- Born: August 29, 1911 Manhattan, New York City
- Died: August 25, 2005 (aged 93) Long Valley, New Jersey
- Organization(s): Jack Borgenicht, Inc.
- Spouses: ; Grace Borgenicht Brandt ​ ​(m. 1938, divorced)​ ; Peri Borgenicht ​ ​(m. 1954; div. 1964)​ Dale Borgenicht Blum; ; Fran Bennett Borgenicht ​ ​(m. 1995)​
- Children: 10, including Ruth Borgenicht

= Jack Borgenicht =

American entrepreneur (1911–2005)

Jacob 'Jack' Moses Borgenicht (August 29, 1911 – August 25, 2005) was an American entrepreneur, land use preservation activist, garment manufacturer, millionaire, restaurant owner, philanthropist and mountaineer. He held the record for oldest person to climb Mount Rainier between 1992 and 2007.

== Biography ==
He was born Jacob Moses Borgenicht to a Jewish family in Manhattan, New York. He was the youngest of 14 siblings born to prominent garment manufacturers Regina (née Reich) and Louis Borgenicht, both from Austria-Hungary, Regina being from Presov, Transleithania and Louis from Zakliczyn, Galicia. He grew up in Hunter, New York, and spent two years attending New York University.

=== Career ===
He dropped out of college during the Great Depression to help the family clothing manufacturing company Borgenicht and Spiro. He formed his own company, Jack Borgenicht Inc., in 1944.

=== Mountain climbing ===
Starting at the age of 78, Borgenicht and his climbing partner, College of William and Mary kinesiology professor Ken Kambis, climbed Mount Elbert and on August 30, 1992, he became the oldest person to climb Mount Rainier at age 81, with additional plans to climb Mount Kiliminjaro and Mount Everest. He held that record until 2007.

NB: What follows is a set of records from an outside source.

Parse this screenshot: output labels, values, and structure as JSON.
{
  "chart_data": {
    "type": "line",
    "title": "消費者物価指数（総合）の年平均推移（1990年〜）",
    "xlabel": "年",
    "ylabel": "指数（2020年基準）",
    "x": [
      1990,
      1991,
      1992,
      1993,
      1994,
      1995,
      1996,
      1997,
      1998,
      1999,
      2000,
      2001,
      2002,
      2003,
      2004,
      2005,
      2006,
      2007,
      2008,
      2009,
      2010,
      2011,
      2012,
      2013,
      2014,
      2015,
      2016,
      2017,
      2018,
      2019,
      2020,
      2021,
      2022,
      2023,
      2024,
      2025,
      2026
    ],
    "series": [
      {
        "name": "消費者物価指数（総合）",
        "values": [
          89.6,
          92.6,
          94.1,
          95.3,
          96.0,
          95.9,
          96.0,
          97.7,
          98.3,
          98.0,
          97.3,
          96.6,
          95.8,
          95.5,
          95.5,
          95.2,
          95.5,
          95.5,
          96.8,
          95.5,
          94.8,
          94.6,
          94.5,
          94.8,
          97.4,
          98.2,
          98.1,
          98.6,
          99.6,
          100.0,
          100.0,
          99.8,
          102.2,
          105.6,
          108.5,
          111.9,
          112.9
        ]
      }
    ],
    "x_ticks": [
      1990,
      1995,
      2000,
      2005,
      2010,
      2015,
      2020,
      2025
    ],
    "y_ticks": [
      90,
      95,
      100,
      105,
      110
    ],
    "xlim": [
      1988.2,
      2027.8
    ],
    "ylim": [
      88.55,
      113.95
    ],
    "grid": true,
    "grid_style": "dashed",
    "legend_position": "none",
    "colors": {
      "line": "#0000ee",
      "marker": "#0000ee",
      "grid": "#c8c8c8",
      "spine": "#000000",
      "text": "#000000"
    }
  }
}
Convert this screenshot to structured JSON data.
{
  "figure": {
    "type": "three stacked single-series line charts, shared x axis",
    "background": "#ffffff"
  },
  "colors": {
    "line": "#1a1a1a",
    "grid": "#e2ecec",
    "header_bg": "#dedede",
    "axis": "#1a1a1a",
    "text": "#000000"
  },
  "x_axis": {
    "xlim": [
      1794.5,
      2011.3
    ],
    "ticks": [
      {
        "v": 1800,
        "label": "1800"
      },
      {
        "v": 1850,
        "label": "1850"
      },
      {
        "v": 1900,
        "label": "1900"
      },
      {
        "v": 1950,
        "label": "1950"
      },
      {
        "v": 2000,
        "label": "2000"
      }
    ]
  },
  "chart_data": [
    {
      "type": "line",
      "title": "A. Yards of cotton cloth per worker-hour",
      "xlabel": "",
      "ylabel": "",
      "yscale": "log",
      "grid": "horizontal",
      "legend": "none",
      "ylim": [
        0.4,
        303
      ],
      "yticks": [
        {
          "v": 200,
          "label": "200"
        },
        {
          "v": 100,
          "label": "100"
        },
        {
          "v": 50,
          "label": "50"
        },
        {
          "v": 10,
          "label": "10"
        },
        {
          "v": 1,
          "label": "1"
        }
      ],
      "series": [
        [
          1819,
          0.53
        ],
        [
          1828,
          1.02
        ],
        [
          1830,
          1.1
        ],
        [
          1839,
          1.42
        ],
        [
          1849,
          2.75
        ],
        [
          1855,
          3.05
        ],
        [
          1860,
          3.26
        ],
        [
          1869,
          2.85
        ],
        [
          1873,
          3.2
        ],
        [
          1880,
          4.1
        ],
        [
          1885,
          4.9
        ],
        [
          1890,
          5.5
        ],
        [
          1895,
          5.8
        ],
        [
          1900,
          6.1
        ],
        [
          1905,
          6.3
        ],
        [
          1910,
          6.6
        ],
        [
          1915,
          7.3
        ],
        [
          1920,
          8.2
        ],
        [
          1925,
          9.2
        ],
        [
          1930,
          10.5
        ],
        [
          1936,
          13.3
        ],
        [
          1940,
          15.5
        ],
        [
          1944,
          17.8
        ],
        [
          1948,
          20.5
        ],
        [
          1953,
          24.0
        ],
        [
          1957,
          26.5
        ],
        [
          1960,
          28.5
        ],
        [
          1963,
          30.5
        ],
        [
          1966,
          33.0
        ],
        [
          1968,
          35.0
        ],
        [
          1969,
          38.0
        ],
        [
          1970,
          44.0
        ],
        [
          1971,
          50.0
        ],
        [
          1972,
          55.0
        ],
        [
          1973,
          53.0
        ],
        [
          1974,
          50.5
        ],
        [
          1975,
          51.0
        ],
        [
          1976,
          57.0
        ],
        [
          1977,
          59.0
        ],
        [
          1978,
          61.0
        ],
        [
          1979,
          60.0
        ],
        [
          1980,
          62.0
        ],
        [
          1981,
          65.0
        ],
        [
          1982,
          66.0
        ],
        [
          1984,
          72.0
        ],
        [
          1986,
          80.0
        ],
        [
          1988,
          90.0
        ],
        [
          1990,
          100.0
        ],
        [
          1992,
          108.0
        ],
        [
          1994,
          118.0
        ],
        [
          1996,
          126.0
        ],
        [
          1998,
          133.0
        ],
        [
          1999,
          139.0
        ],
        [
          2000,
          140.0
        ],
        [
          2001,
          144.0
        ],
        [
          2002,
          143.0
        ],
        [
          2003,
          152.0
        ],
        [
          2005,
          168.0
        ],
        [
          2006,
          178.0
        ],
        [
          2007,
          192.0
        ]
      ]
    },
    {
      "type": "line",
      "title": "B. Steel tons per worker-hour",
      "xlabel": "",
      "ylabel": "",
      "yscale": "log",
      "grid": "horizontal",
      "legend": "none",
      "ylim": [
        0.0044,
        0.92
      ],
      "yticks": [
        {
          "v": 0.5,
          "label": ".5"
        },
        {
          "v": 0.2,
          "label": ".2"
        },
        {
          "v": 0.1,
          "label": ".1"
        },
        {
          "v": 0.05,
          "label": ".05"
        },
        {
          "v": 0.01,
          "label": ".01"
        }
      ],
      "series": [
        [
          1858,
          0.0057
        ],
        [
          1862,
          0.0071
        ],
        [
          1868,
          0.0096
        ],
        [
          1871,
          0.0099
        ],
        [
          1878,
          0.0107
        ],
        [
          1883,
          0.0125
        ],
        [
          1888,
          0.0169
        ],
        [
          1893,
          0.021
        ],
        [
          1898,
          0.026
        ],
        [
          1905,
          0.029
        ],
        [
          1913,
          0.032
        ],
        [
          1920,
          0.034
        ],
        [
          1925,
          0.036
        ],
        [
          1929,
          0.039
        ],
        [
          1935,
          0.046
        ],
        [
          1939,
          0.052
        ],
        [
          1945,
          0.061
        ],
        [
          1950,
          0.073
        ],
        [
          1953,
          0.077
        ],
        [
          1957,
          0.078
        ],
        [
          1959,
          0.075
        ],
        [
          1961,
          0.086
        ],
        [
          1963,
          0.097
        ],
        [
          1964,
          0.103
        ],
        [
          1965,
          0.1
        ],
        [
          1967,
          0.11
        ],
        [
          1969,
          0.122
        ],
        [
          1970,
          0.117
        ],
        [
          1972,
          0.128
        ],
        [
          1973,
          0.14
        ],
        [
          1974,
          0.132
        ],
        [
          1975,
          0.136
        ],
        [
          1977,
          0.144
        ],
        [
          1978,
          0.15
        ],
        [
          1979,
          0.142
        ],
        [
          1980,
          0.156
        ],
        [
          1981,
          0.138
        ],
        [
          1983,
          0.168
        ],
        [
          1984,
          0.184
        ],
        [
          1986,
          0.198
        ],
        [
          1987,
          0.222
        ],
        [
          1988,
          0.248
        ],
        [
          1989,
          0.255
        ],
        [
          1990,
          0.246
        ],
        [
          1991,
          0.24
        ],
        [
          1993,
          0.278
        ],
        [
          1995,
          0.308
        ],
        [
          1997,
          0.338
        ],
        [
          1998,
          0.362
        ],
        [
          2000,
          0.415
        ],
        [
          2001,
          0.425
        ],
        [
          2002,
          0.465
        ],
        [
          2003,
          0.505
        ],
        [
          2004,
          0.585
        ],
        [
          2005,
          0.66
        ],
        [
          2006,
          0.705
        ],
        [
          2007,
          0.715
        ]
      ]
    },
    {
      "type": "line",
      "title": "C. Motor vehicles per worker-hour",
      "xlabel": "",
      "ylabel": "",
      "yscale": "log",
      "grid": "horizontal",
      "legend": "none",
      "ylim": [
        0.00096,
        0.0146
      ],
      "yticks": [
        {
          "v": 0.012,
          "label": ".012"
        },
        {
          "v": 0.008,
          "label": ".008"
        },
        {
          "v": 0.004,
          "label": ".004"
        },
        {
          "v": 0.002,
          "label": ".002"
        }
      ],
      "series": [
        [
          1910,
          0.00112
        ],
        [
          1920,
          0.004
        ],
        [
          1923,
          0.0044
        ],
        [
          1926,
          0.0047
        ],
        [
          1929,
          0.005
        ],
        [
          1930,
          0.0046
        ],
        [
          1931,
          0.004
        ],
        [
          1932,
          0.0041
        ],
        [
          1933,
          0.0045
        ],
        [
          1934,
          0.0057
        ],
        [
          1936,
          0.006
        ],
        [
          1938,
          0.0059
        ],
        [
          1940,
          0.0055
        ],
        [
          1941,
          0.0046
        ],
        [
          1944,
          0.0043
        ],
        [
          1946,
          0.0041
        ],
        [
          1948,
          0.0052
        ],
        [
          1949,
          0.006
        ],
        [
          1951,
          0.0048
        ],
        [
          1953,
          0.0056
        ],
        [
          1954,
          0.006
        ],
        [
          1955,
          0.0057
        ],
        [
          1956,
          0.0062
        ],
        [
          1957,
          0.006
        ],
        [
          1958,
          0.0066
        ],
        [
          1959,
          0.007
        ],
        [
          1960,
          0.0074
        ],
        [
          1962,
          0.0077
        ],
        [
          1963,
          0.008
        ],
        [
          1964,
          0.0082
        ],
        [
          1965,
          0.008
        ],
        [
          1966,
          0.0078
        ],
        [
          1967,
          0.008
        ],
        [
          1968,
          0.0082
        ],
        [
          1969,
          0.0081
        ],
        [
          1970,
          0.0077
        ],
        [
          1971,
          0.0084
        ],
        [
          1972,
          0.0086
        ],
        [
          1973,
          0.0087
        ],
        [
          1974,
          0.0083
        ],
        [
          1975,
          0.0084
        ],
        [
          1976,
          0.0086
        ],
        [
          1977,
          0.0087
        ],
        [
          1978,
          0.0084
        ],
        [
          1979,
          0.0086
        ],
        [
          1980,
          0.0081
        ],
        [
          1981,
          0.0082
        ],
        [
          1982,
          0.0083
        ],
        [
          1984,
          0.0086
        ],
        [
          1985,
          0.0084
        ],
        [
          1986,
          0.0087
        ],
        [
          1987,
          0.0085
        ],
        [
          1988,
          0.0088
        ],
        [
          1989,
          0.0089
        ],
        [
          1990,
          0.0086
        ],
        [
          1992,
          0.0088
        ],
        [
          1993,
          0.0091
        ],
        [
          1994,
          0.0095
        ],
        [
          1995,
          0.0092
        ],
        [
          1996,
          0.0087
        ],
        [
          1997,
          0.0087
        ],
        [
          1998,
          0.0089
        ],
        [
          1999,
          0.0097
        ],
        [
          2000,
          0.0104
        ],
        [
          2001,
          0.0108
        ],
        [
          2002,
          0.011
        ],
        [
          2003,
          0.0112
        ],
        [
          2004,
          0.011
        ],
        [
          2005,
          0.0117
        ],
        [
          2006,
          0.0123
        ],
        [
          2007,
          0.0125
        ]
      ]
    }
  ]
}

=== Marriage and children ===
Borgenicht was married four times; once to Grace Borgenicht Brandt (m. 1938) art gallery owner, and then three others. On March 26, 1954, he married Peri Gilbert Borgenicht Winkler, stockbroker, literary agent; they divorced in 1964. He then married Dale Borgenicht Blum, award and antique shop owner. His fourth wife was Fran Bennett Borgenicht (m. 1995) Broadway producer. He had twelve children including ceramic artist Ruth Borgenicht and painter Lois Borgenicht.

=== Legacy ===
On his death, he arranged to make multi-million dollar charitable donations to the College of William and Mary to fund the Foundation for Aging Studies and Exercise Science Research and a Hypoxia/Altitude Physiology Research Facility

Five years after his death, the New Jersey Conservation Foundation and its partners, including the Morris County Open Space Trust Fund, bought his 228-acre estate in Long Valley, New Jersey for $2.8 million for open space preservation.

== Philosophical and/or political views ==
Borgenicht has stated that The Anatomy of Peace by Emery Reves expresses his philosophy best. Winston Churchill and Yasser Arafat were his role models.